Historically the double-lip embouchure was common among clarinettists, and was advocated in methods books, such as those by Jean-Xavier Lefèvre and Franz Frohlich. The shift in the 1820s to playing with the reed facing downwards corresponded with a move away from exclusive double-lip embouchure. Double-lip embouchure was similarly recommended in early saxophone materials, such as those of Adolphe Sax and Louis Mayeur.

The double-lip embouchure supports more even lip muscle development, since both lips are involved in maintaining control of the mouthpiece/reed. Clarinettist Keith Stein suggests that double-lip playing on that instrument can be used as a remedial technique to address issues of "tone production, upper register tonguing, legato binding, high tones, [and] undue tenseness". David Pino recommends this technique to address excess pressure from the jaw as well as "tense, pinching" tone on clarinet. He notes that performers who use this method feel "it is the best way to achieve openness and freedom in tone quality and response".
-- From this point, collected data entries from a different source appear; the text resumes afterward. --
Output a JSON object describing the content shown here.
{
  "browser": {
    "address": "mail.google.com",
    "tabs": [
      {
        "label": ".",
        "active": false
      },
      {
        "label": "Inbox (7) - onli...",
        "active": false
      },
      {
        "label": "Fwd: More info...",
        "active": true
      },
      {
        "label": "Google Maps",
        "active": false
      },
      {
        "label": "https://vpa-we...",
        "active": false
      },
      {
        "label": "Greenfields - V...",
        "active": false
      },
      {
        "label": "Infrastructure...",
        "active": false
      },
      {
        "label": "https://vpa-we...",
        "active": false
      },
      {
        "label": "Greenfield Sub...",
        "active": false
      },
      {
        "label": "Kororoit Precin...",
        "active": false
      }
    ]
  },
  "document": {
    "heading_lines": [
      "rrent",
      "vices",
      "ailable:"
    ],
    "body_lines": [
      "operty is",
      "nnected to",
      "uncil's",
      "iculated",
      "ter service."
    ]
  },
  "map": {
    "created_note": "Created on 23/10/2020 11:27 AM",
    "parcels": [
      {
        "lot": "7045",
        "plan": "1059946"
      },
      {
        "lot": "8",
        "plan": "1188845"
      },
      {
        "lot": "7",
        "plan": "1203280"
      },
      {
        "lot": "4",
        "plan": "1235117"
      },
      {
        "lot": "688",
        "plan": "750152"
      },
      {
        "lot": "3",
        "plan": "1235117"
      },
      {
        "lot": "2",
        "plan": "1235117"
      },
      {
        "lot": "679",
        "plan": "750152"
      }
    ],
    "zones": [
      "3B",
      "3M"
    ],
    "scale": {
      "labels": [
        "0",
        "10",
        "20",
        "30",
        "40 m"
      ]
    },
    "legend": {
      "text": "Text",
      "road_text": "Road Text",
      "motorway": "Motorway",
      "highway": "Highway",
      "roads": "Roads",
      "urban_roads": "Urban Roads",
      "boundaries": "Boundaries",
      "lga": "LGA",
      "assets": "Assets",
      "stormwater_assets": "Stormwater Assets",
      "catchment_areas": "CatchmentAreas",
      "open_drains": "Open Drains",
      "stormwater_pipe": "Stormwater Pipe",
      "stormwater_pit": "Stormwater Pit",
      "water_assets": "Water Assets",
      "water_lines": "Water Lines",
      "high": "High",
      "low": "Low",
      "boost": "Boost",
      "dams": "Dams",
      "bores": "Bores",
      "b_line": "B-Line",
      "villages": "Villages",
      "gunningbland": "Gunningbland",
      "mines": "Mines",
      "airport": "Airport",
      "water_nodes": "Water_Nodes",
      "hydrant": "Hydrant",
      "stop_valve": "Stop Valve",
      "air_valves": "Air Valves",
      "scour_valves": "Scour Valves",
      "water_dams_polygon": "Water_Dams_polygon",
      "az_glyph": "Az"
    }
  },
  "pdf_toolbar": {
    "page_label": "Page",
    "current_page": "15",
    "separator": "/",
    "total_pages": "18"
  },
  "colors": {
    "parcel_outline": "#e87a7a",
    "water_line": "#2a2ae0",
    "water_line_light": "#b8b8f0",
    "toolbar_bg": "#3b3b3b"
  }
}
A double-lip embouchure is sometimes recommended by dentists for single-reed players for whom the single-lip approach is potentially harmful.

Prominent practitioners of double-lip embouchure on saxophone include Johnny Hodges and Warne Marsh; Lee Konitz reported using it for ballads. Clarinettists using this technique include Ralph McLane, Louis Cahuzac, Reginald Kell, and Richard Stoltzman.